After months of speculation, it comes as no surprise that MTV has decided not to renew its controversial drama Skins for a second season. Skins came up under constant attack and scrutiny for its racy dialogue and scenes, provoking several top advertisers to pull ads from the show.
The network said in a statement, "Skins is a global television phenomenon that, unfortunately, didn't connect with a US audience as much as we had hoped. We admire the work that the series' creator Bryan Elsley did in adapting the show for MTV and appreciate the core audience that embraced it."
Prior to its premiere, Skins was under attack from the Parents Television Council, which spoke out against the show -- even calling for Congress to investigate the series and MTV on allegations of child pornography, since several of the stars were underage. An investigation was never launched.

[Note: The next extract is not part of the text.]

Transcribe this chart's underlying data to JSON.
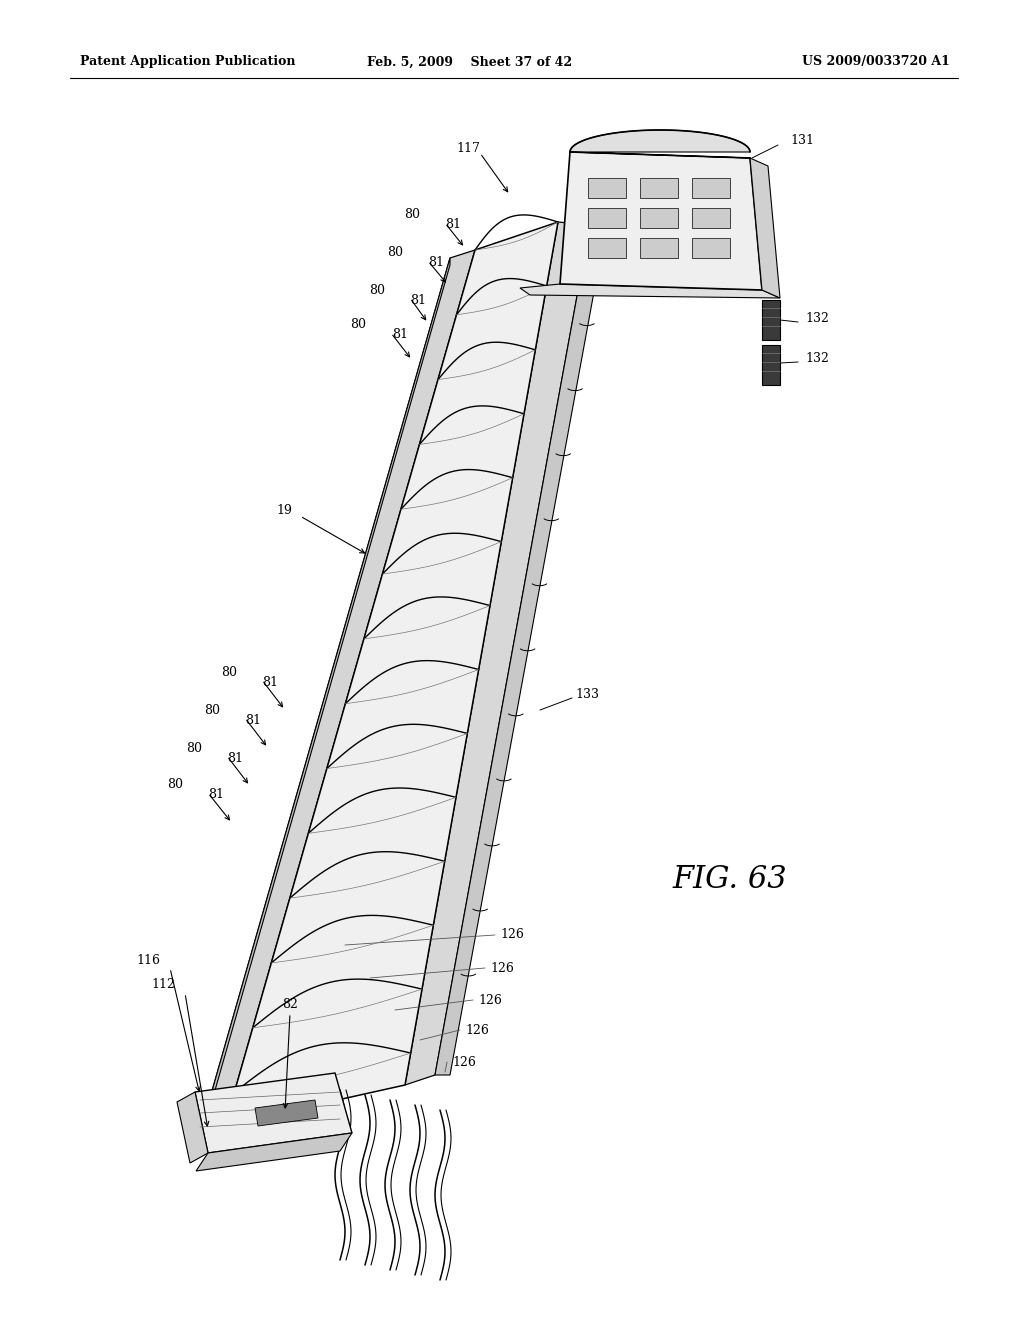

In January, when Skins first made waves on US shores, advertisers such as Taco Bell, Wrigley, Subway, Foot Locker, L'Oreal and Schick pulled their ads from the series after just two episodes.

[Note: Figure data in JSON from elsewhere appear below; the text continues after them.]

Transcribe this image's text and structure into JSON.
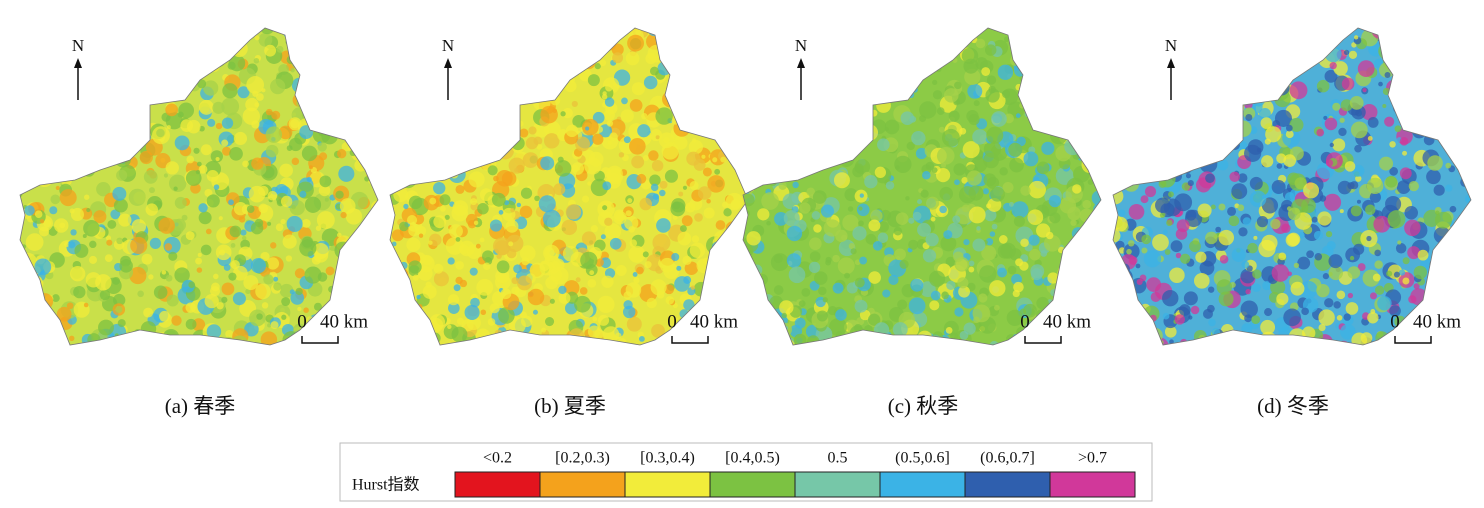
{
  "panels": [
    {
      "north": "N",
      "scale_zero": "0",
      "scale_label": "40 km",
      "caption": "(a) 春季"
    },
    {
      "north": "N",
      "scale_zero": "0",
      "scale_label": "40 km",
      "caption": "(b) 夏季"
    },
    {
      "north": "N",
      "scale_zero": "0",
      "scale_label": "40 km",
      "caption": "(c) 秋季"
    },
    {
      "north": "N",
      "scale_zero": "0",
      "scale_label": "40 km",
      "caption": "(d) 冬季"
    }
  ],
  "legend": {
    "title": "Hurst指数",
    "classes": [
      {
        "label": "<0.2",
        "color": "#e3141e"
      },
      {
        "label": "[0.2,0.3)",
        "color": "#f4a21c"
      },
      {
        "label": "[0.3,0.4)",
        "color": "#f2ec3a"
      },
      {
        "label": "[0.4,0.5)",
        "color": "#7cc242"
      },
      {
        "label": "0.5",
        "color": "#76c7a8"
      },
      {
        "label": "(0.5,0.6]",
        "color": "#3bb3e6"
      },
      {
        "label": "(0.6,0.7]",
        "color": "#2f5fae"
      },
      {
        "label": ">0.7",
        "color": "#d1389a"
      }
    ]
  }
}
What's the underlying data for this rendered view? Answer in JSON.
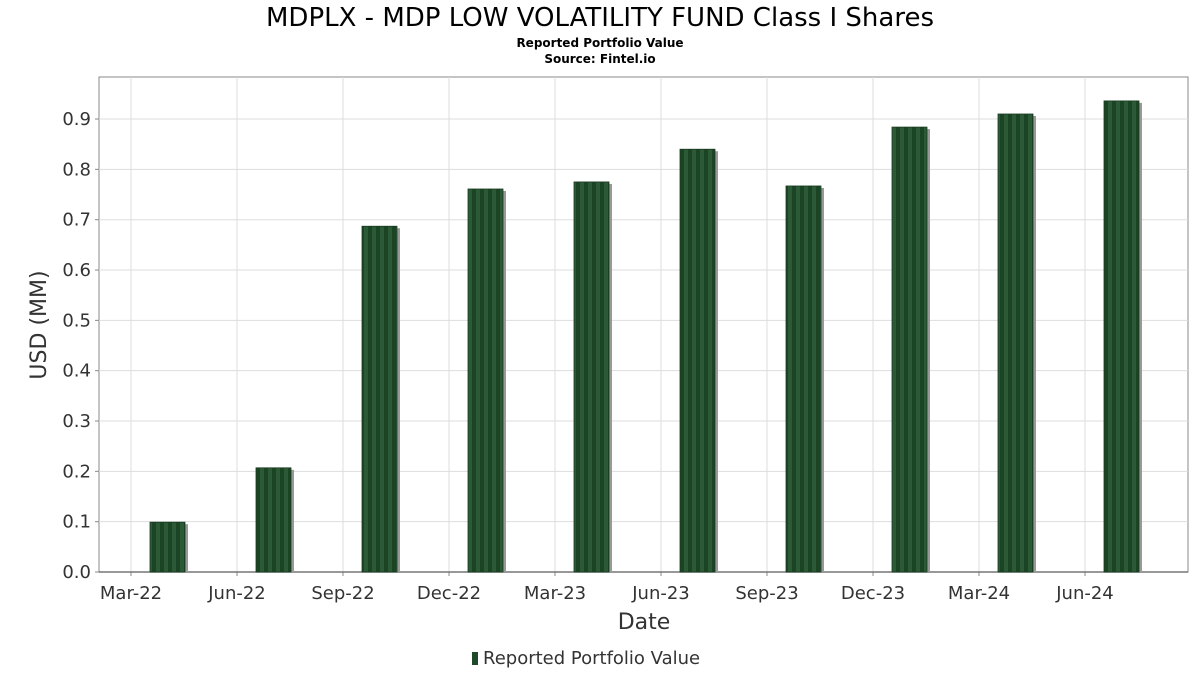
{
  "chart_data": {
    "type": "bar",
    "title": "MDPLX - MDP LOW VOLATILITY FUND Class I Shares",
    "subtitle": "Reported Portfolio Value",
    "source": "Source: Fintel.io",
    "xlabel": "Date",
    "ylabel": "USD (MM)",
    "ylim": [
      0,
      0.98
    ],
    "yticks": [
      "0.0",
      "0.1",
      "0.2",
      "0.3",
      "0.4",
      "0.5",
      "0.6",
      "0.7",
      "0.8",
      "0.9"
    ],
    "xticks": [
      "Mar-22",
      "Jun-22",
      "Sep-22",
      "Dec-22",
      "Mar-23",
      "Jun-23",
      "Sep-23",
      "Dec-23",
      "Mar-24",
      "Jun-24"
    ],
    "categories": [
      "2022-03-31",
      "2022-06-30",
      "2022-09-30",
      "2022-12-31",
      "2023-03-31",
      "2023-06-30",
      "2023-09-30",
      "2023-12-31",
      "2024-03-31",
      "2024-06-30"
    ],
    "series": [
      {
        "name": "Reported Portfolio Value",
        "color": "#1f4a2a",
        "values": [
          0.099,
          0.207,
          0.687,
          0.761,
          0.775,
          0.84,
          0.767,
          0.884,
          0.91,
          0.936
        ]
      }
    ],
    "grid": true,
    "legend": "bottom"
  }
}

The sharp ratings decline also did Skins in, as 3.3 million viewers tuned in for the premiere, but in a sharp contrast, only 1.2 million viewers were still interested by the season finale. In comparison to MTV's other scripted show, The Hard Times of R.J. Berger, Skins fared much better in the ratings, but Berger was picked up for a second season.

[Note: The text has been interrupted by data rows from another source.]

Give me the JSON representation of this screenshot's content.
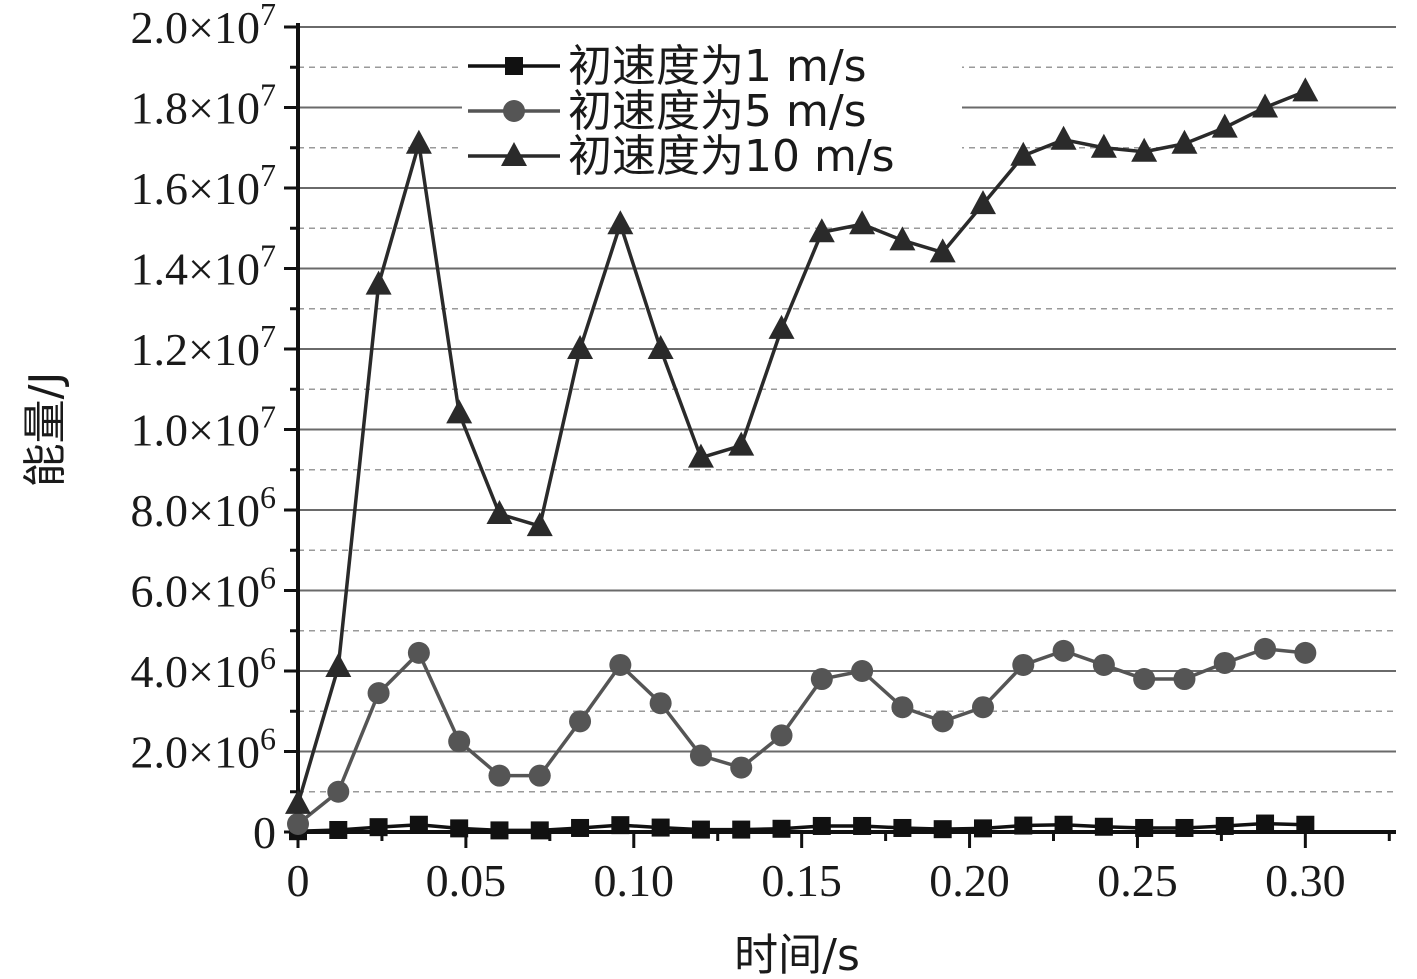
{
  "chart_data": {
    "type": "line",
    "xlabel": "时间/s",
    "ylabel": "能量/J",
    "xlim": [
      0,
      0.327
    ],
    "ylim": [
      0,
      20000000
    ],
    "x_ticks": [
      {
        "value": 0,
        "label": "0"
      },
      {
        "value": 0.05,
        "label": "0.05"
      },
      {
        "value": 0.1,
        "label": "0.10"
      },
      {
        "value": 0.15,
        "label": "0.15"
      },
      {
        "value": 0.2,
        "label": "0.20"
      },
      {
        "value": 0.25,
        "label": "0.25"
      },
      {
        "value": 0.3,
        "label": "0.30"
      }
    ],
    "y_ticks": [
      {
        "value": 0,
        "mantissa": "0",
        "exponent": ""
      },
      {
        "value": 2000000,
        "mantissa": "2.0×10",
        "exponent": "6"
      },
      {
        "value": 4000000,
        "mantissa": "4.0×10",
        "exponent": "6"
      },
      {
        "value": 6000000,
        "mantissa": "6.0×10",
        "exponent": "6"
      },
      {
        "value": 8000000,
        "mantissa": "8.0×10",
        "exponent": "6"
      },
      {
        "value": 10000000,
        "mantissa": "1.0×10",
        "exponent": "7"
      },
      {
        "value": 12000000,
        "mantissa": "1.2×10",
        "exponent": "7"
      },
      {
        "value": 14000000,
        "mantissa": "1.4×10",
        "exponent": "7"
      },
      {
        "value": 16000000,
        "mantissa": "1.6×10",
        "exponent": "7"
      },
      {
        "value": 18000000,
        "mantissa": "1.8×10",
        "exponent": "7"
      },
      {
        "value": 20000000,
        "mantissa": "2.0×10",
        "exponent": "7"
      }
    ],
    "grid": {
      "major": true,
      "minor_dashed": true
    },
    "legend_position": "top-center",
    "x": [
      0,
      0.012,
      0.024,
      0.036,
      0.048,
      0.06,
      0.072,
      0.084,
      0.096,
      0.108,
      0.12,
      0.132,
      0.144,
      0.156,
      0.168,
      0.18,
      0.192,
      0.204,
      0.216,
      0.228,
      0.24,
      0.252,
      0.264,
      0.276,
      0.288,
      0.3
    ],
    "series": [
      {
        "name": "初速度为1 m/s",
        "marker": "square",
        "color": "#111111",
        "values": [
          20000,
          50000,
          120000,
          180000,
          90000,
          40000,
          40000,
          100000,
          170000,
          110000,
          60000,
          60000,
          80000,
          150000,
          150000,
          100000,
          70000,
          90000,
          160000,
          180000,
          130000,
          100000,
          100000,
          150000,
          210000,
          180000
        ]
      },
      {
        "name": "初速度为5 m/s",
        "marker": "circle",
        "color": "#555555",
        "values": [
          200000,
          1000000,
          3450000,
          4450000,
          2250000,
          1400000,
          1400000,
          2750000,
          4150000,
          3200000,
          1900000,
          1600000,
          2400000,
          3800000,
          4000000,
          3100000,
          2750000,
          3100000,
          4150000,
          4500000,
          4150000,
          3800000,
          3800000,
          4200000,
          4550000,
          4450000
        ]
      },
      {
        "name": "初速度为10 m/s",
        "marker": "triangle",
        "color": "#2a2a2a",
        "values": [
          700000,
          4100000,
          13600000,
          17100000,
          10400000,
          7900000,
          7600000,
          12000000,
          15100000,
          12000000,
          9300000,
          9600000,
          12500000,
          14900000,
          15100000,
          14700000,
          14400000,
          15600000,
          16800000,
          17200000,
          17000000,
          16900000,
          17100000,
          17500000,
          18000000,
          18400000
        ]
      }
    ]
  }
}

The US version of Skins was a direct play off the successful British version of Skins, which recently wrapped its fifth season. In the UK, it is a BAFTA-winning teen drama that explores the life of a group of teenagers in Bristol, England. The controversial plot lines explore issues such as dysfunctional families, eating disorders, adolescent sexuality, substance abuse and death. The cast is entirely replaced every two seasons with new actors and there are usually eight main characters. Additionally, well-known British comic actors are part of the central cast and play the kids' parents.